Mr. Sohns joined St. Luke's Episcopal Church, and soon became one of its leaders. He was elected nine times to serve on the church's Vestry or leadership team, first in 1870 and the last time in 1889. He continued to be active in church activities throughout the rest of his business and civic career. The close ties Sohns had with St. Luke's rector, Reverend Albert S. Nicholson were evidenced by the rector's involvement, and Sohns's involvement, in local education development in the community.
In 1875 Louis Sohns was elected Mayor of Vancouver, after having already served on the city council and various civic committees. He served four years, but returned in 1889 to serve another two years as Mayor. Sohns also served on the Washington Territory Legislature, and was a delegate for the Vancouver area to the State Constitutional Convention in 1889, serving on the Preamble and Bill of Rights, Apportionment and Representation, Revenue and Taxation, and Rules committees of the convention.
One of the interesting events in the 1870s in which Sohns, as a businessman, landowner, church leader, and Mayor, played a key part was the ‘St. James Mission Land Claim’. In 1853, Catholic Bishop Augustin-Magloire Blanchet filed a land claim for 640 acres. This was based on an Act of Congress and his interpretation of that law. The law allowed missions to claim their land. The Bishop felt that this included not only the mission land, but that of its parishioners and suppliers. The land claim happened to include most of downtown Vancouver and the Fort Vancouver Reserve, affecting homeowners, businesses, churches (like St. Luke's Episcopal Church at the time), and governments. The land claim initiated several lawsuits, with support as well as opposition from high offices locally and nationally. In 1895 the case was settled by the U.S. Supreme Court, basically in favor of everyone except the Bishop. In the meantime, Sohns is credited with negotiating a set of quit claims between local land owners and the Catholic Diocese. While not recognizing the validity of the land claim, it released any claim for specific property for a sum of money. St. Luke's quit claim on its church property was for $33.33, as an example of the settlement. A prominent local attorney, and member of the parish, Joseph M. Fletcher also participated in this legal action.

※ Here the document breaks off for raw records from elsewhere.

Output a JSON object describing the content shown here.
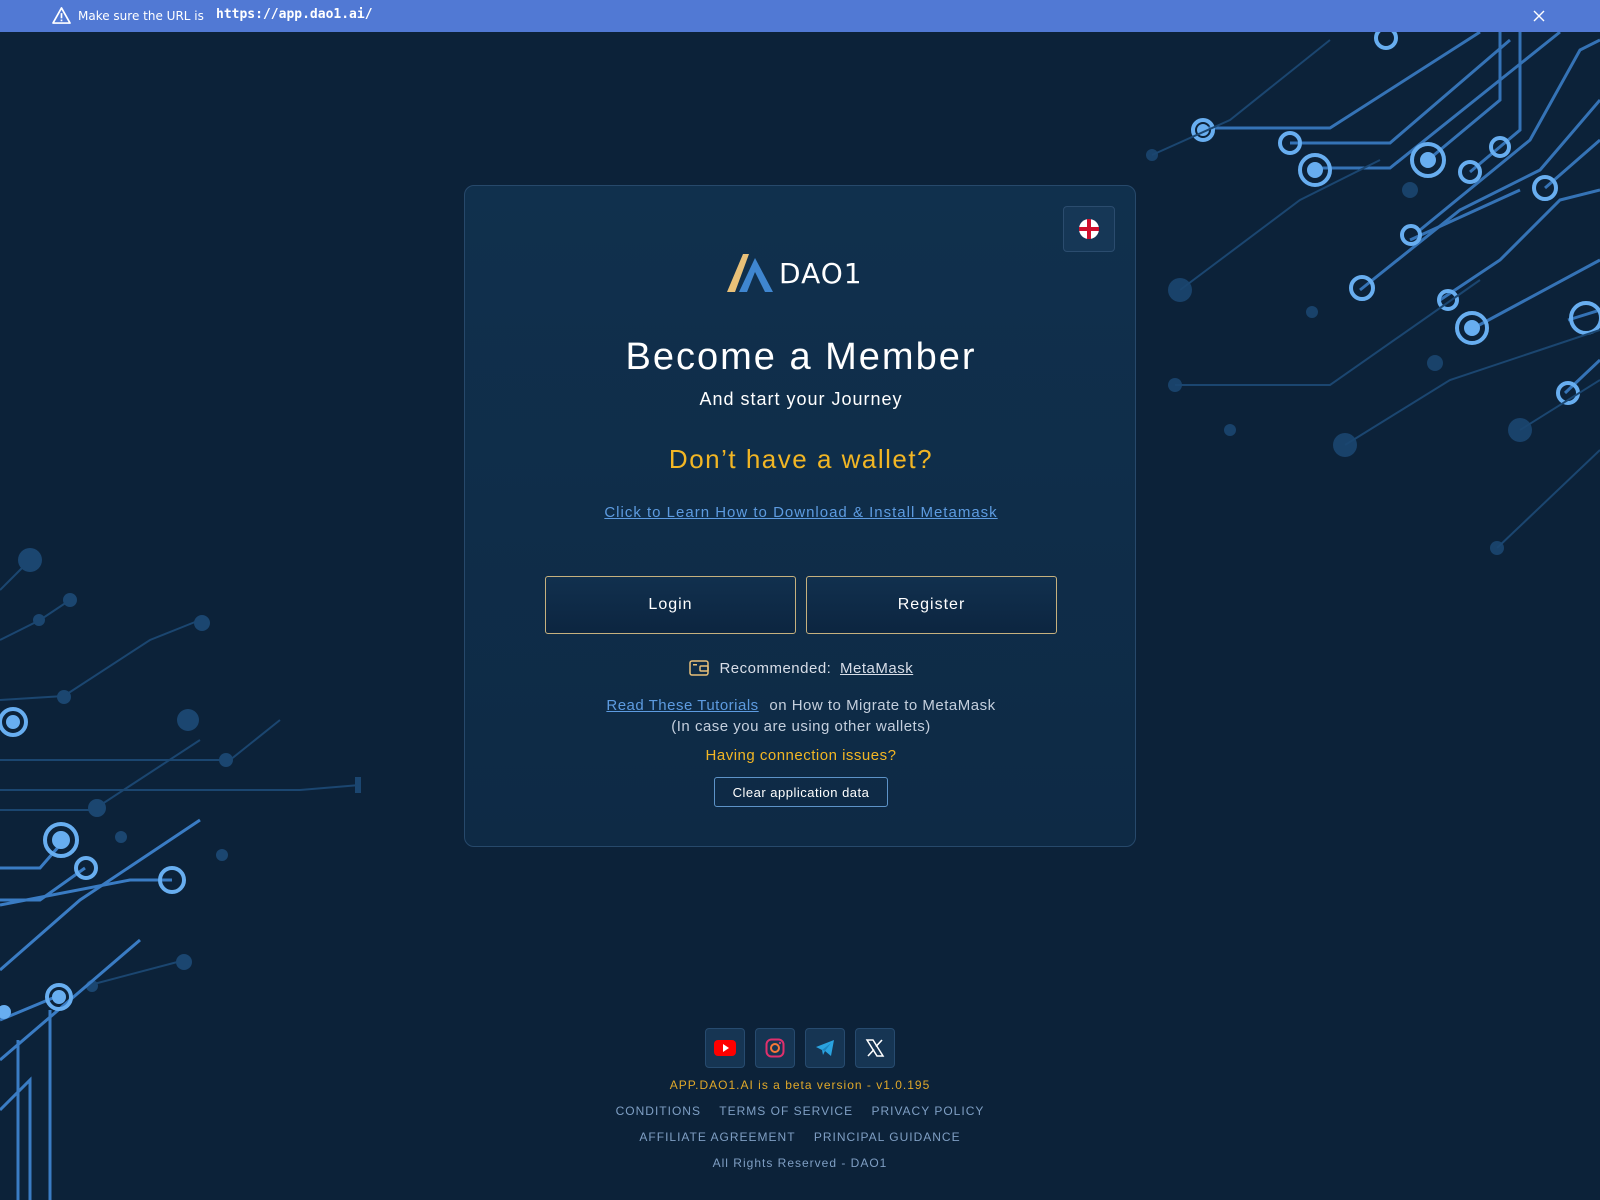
{
  "banner": {
    "text": "Make sure the URL is",
    "url": "https://app.dao1.ai/",
    "warning_icon": "warning-icon",
    "close_icon": "close-icon"
  },
  "brand": {
    "logo_text": "DAO1",
    "gold": "#e8c078",
    "blue": "#3f86d0"
  },
  "language": {
    "icon": "england-flag-icon"
  },
  "card": {
    "title": "Become a Member",
    "subtitle": "And start your Journey",
    "no_wallet": "Don’t have a wallet?",
    "learn_link": "Click to Learn How to Download & Install Metamask",
    "login_label": "Login",
    "register_label": "Register",
    "recommended_label": "Recommended:",
    "recommended_link": "MetaMask",
    "tutorials_link": "Read These Tutorials",
    "tutorials_text": "on How to Migrate to MetaMask",
    "tutorials_note": "(In case you are using other wallets)",
    "issues_text": "Having connection issues?",
    "clear_label": "Clear application data"
  },
  "footer": {
    "socials": [
      "youtube-icon",
      "instagram-icon",
      "telegram-icon",
      "x-icon"
    ],
    "beta": "APP.DAO1.AI is a beta version - v1.0.195",
    "links_row1": [
      "CONDITIONS",
      "TERMS OF SERVICE",
      "PRIVACY POLICY"
    ],
    "links_row2": [
      "AFFILIATE AGREEMENT",
      "PRINCIPAL GUIDANCE"
    ],
    "rights": "All Rights Reserved - DAO1"
  },
  "colors": {
    "background": "#0c2239",
    "banner": "#5179d4",
    "accent_yellow": "#f2b624",
    "link_blue": "#5d9be0",
    "circuit": "#4f97e0"
  }
}
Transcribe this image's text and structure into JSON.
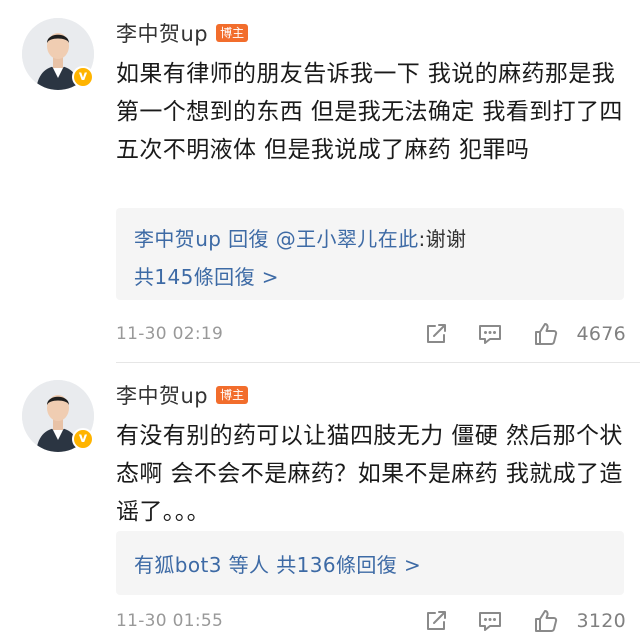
{
  "comments": [
    {
      "username": "李中贺up",
      "badge": "博主",
      "verified_mark": "v",
      "text": "如果有律师的朋友告诉我一下 我说的麻药那是我第一个想到的东西 但是我无法确定 我看到打了四五次不明液体 但是我说成了麻药 犯罪吗",
      "reply_author": "李中贺up",
      "reply_action": " 回復 ",
      "reply_mention": "@王小翠儿在此",
      "reply_text": ":谢谢",
      "reply_count_label": "共145條回復 >",
      "timestamp": "11-30 02:19",
      "likes": "4676"
    },
    {
      "username": "李中贺up",
      "badge": "博主",
      "verified_mark": "v",
      "text": "有没有别的药可以让猫四肢无力 僵硬 然后那个状态啊 会不会不是麻药？如果不是麻药 我就成了造谣了。。。",
      "reply_summary": "有狐bot3 等人 共136條回復 >",
      "timestamp": "11-30 01:55",
      "likes": "3120"
    }
  ],
  "icons": {
    "share": "share-icon",
    "comment": "comment-icon",
    "like": "thumbs-up-icon"
  },
  "colors": {
    "link": "#3d6aa5",
    "badge": "#f26d2c",
    "verified": "#ffb400",
    "meta": "#999999"
  }
}
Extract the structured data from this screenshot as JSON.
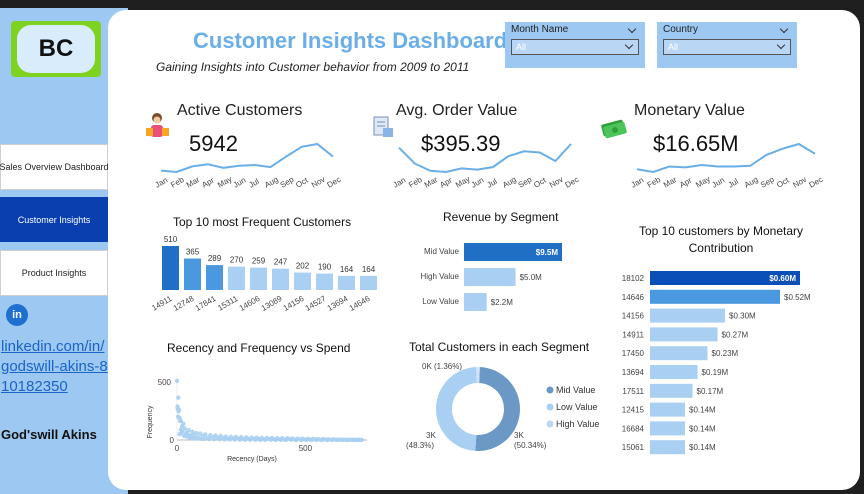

Perhaps of interest to illustrate normal civic actions of the times, the following entries were documented in a local newspaper in 1879:

Reported on the Vancouver Mayor's message to the City Council: The city treasury showed cash on hand, $26.70; taxes to collect, $208; ‘total assets,’ $234.70. The ‘registered unpaid orders,’ $214; unregistered unpaid orders, about $50.00; claims against -- the city ‘subject to your orders,’ about $150. -- Thus the city was ‘behind’ about $184. (Note: $184 in 1879 is equivalent to $ in ) Reported recommendations from ‘Message of the Mayor’ (Louis Sohns); Special tax to liquidate the $134 debt; grading of Main Street from 6t h Street to the river; beautifying of public places -- park, levee, and cemetery; street lighting ordinance, including a light at city hall; ‘reconstruction’ of fire department; a health and cleanliness ordinance.

In 1886, the Washington Territory Legislature established the State School for Defective Youth in Vancouver, Washington. The act established a "school for the deaf, mute, blind, and feeble minded". Louis Sohns and Charles Brown raised money from local civic leaders, purchased property, and built buildings for the school. They were also added as trustees for the school. Years later the schools were separated into a State School for the Deaf and the Washington School for the Blind.
Louis Sohns retired from his active business interests at Sohns and Sons in 1892. Although his health was failing, he continued to be active in civic and personal affairs. until his death in 1901.